Remembrance and Lament - Calvary Baptist Cobourg
Remembrance Day is something that our whole community observes, and it's something that we as a church family take time out for as well.
If you were to take a pew bible, one of those ones in the rack in front of you, and just let it fall open somewhere in the middle, it would probably land in the book of Psalms, and the chances are good that it would land on a psalm of lament. One third of the psalms are psalms of lament. Lament is something that we as a culture do not do particularly well. It's something that, as evangelicals, we don't necessarily want to engage with. We're not comfortable with lament sometimes because we are evangelicals—we are “people of good news.” We are filled with the joy that comes from that good news.
And in our wider culture—more so now than ever—we are not great at being sad. We are very good at being angry. We are very good at staying angry. We are very good at feeling offended, but we're not great at feeling sadness and feeling lament. Because lament, as it is taught to us in the Scripture, is a complex thing. It is a complex emotional landscape. The writers of the psalms wrote these brilliant, brilliant poems that sometimes make us uncomfortable, but that provide us with a framework for lament.
Lament contains elements of grief and gratitude, of complaint and trust.
Grief and sadness over what has happened and what we've lost.
Gratitude for what God has done and is doing.
Complaint where we vent, and we name what is wrong, what is unjust. What is violent, what is oppressive.
And trust, where we come back to God and say, “Still... Regardless... Nevertheless, I trust in you.”
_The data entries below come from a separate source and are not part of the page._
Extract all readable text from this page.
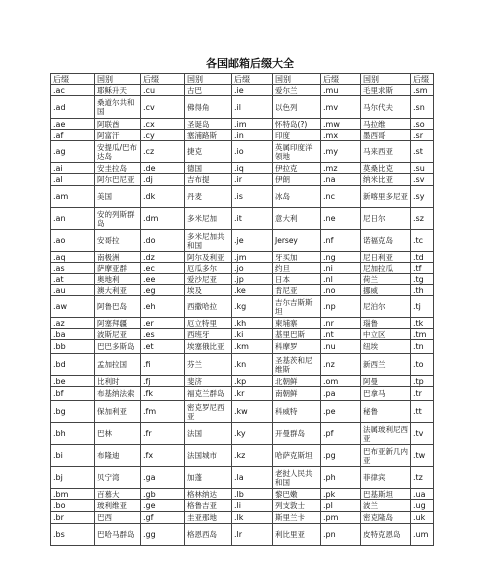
各国邮箱后缀大全
后缀	国别	后缀	国别	后缀	国别	后缀	国别	后缀
.ac	耶稣升天	.cu	古巴	.ie	爱尔兰	.mu	毛里求斯	.sm
.ad	桑道尔共和国	.cv	佛得角	.il	以色列	.mv	马尔代夫	.sn
.ae	阿联酋	.cx	圣诞岛	.im	怀特岛(?)	.mw	马拉维	.so
.af	阿富汗	.cy	塞浦路斯	.in	印度	.mx	墨西哥	.sr
.ag	安提瓜/巴布达岛	.cz	捷克	.io	英属印度洋领地	.my	马来西亚	.st
.ai	安圭拉岛	.de	德国	.iq	伊拉克	.mz	莫桑比克	.su
.al	阿尔巴尼亚	.dj	吉布提	.ir	伊朗	.na	纳米比亚	.sv
.am	美国	.dk	丹麦	.is	冰岛	.nc	新喀里多尼亚	.sy
.an	安的列斯群岛	.dm	多米尼加	.it	意大利	.ne	尼日尔	.sz
.ao	安哥拉	.do	多米尼加共和国	.je	Jersey	.nf	诺福克岛	.tc
.aq	南极洲	.dz	阿尔及利亚	.jm	牙买加	.ng	尼日利亚	.td
.as	萨摩亚群	.ec	厄瓜多尔	.jo	约旦	.ni	尼加拉瓜	.tf
.at	奥地利	.ee	爱沙尼亚	.jp	日本	.nl	荷兰	.tg
.au	澳大利亚	.eg	埃及	.ke	肯尼亚	.no	挪威	.th
.aw	阿鲁巴岛	.eh	西撒哈拉	.kg	吉尔吉斯斯坦	.np	尼泊尔	.tj
.az	阿塞拜疆	.er	厄立特里	.kh	柬埔寨	.nr	瑙鲁	.tk
.ba	波斯尼亚	.es	西班牙	.ki	基里巴斯	.nt	中立区	.tm
.bb	巴巴多斯岛	.et	埃塞俄比亚	.km	科摩罗	.nu	纽埃	.tn
.bd	孟加拉国	.fi	芬兰	.kn	圣基茨和尼维斯	.nz	新西兰	.to
.be	比利时	.fj	斐济	.kp	北朝鲜	.om	阿曼	.tp
.bf	布基纳法索	.fk	福克兰群岛	.kr	南朝鲜	.pa	巴拿马	.tr
.bg	保加利亚	.fm	密克罗尼西亚	.kw	科威特	.pe	秘鲁	.tt
.bh	巴林	.fr	法国	.ky	开曼群岛	.pf	法属玻利尼西亚	.tv
.bi	布隆迪	.fx	法国城市	.kz	哈萨克斯坦	.pg	巴布亚新几内亚	.tw
.bj	贝宁湾	.ga	加蓬	.la	老挝人民共和国	.ph	菲律宾	.tz
.bm	百慕大	.gb	格林纳达	.lb	黎巴嫩	.pk	巴基斯坦	.ua
.bo	玻利维亚	.ge	格鲁吉亚	.li	列支敦士	.pl	波兰	.ug
.br	巴西	.gf	圭亚那地	.lk	斯里兰卡	.pm	密克隆岛	.uk
.bs	巴哈马群岛	.gg	格恩西岛	.lr	利比里亚	.pn	皮特克恩岛	.um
So today, as we as a church family take time out to remember Remembrance Day, it is a time for us to lament. It is a time for us as a church family to lament the lives that were lost. To express our gratitude to God and also to the people who fought. It's a time for us to speak our complaint, to recognize the pain of war, and that the world ought not to be this way. And it's time for us to be reminded not only of our trust in God, but of the trust that has been placed in us by previous generations to continue the fight against evil.
Yesterday at the cenotaph Art, who will come and lead us in a few minutes and who is the chaplain of local Legion, spoke about the fact that there's nobody now living who remembers World War One. There are few who remain who remember World War Two. But there are people in our generation who will remember Ukraine, who will remember the Middle East. There will likely always be a generation who remembers war, who experienced war.
So as Art comes to lead us in our time of remembrance, I encourage you to fill this time with prayer: prayer to God, prayer in your heart to remember and to lament all that we remember together as a church family this morning.